The opening-day beer-board at San Diego Brewing Co.’s North Park tasting room (Photo Credit: Kristina Blake)

They were the last to go into H.G. Fenton’s three-suite Brewery Igniter campus, but San Diego Brewing Company (3052 El Cajon Boulevard, North Park) became the second tenant to open last week. The veteran business’ 2,500-square-foot tasting room is open seven days a week and accepting all comers. The beer flowing from its 15 taps is a mix of longtime staples such as Blueberry Wheat, Old Town Nut Brown and Google-search darling San Diego IPA, as well as newer creations like Pale In Drop D session ale and Black Orchid imperial chocolate milk stout.
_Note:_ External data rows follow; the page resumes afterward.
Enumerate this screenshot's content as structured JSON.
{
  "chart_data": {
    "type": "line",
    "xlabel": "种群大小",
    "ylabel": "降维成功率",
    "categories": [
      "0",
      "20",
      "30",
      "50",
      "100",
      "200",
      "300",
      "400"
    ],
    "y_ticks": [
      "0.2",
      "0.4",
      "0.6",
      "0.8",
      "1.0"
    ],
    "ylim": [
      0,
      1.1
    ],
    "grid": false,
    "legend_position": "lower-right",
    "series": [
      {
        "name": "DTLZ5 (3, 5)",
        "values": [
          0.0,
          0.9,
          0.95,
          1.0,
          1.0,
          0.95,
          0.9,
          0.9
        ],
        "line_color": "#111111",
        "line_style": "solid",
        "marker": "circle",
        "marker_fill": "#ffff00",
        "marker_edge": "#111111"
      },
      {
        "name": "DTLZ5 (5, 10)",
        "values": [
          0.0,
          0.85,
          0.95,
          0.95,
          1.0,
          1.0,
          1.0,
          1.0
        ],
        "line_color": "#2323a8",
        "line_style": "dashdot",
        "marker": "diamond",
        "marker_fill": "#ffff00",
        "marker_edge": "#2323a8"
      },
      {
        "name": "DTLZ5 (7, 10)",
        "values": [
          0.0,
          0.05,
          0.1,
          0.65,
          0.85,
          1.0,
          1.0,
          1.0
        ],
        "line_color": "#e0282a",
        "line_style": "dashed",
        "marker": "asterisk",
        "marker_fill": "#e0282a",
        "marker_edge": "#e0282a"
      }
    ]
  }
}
Head brewer Jeff Drum opened with one entirely new beer on-tap, a Scottish Ale called 80 Shilling (named for its alcohol-content per historic Scottish practices). He has another beer in development which he plans on debuting at the new space, an IPA called Shadow Fall. In addition to all that ale, San Diego Brewing’s satellite also serves house-made root beer and a pair of kombuchas, one of which is pumpkin pie-flavored and served on nitro.

The North Park facility is equipped with a 10-barrel brewing system Drum uses to double-batch into 20-barrel fermentation and conditioning tanks. The tasting room is open to the public from 4 to 9 p.m., Monday through Thursday, 3 to 10 p.m. on Fridays, noon to 10 p.m. on Saturdays and Sundays from noon to 9 p.m. An official grand-opening event will take place from 12 to 4 p.m., Saturday, January 28 and feature brewery tours, a raffle and food from various mobile vendors. The space is kid- and dog-friendly with a large-screen TV to occupy the former…and their parents.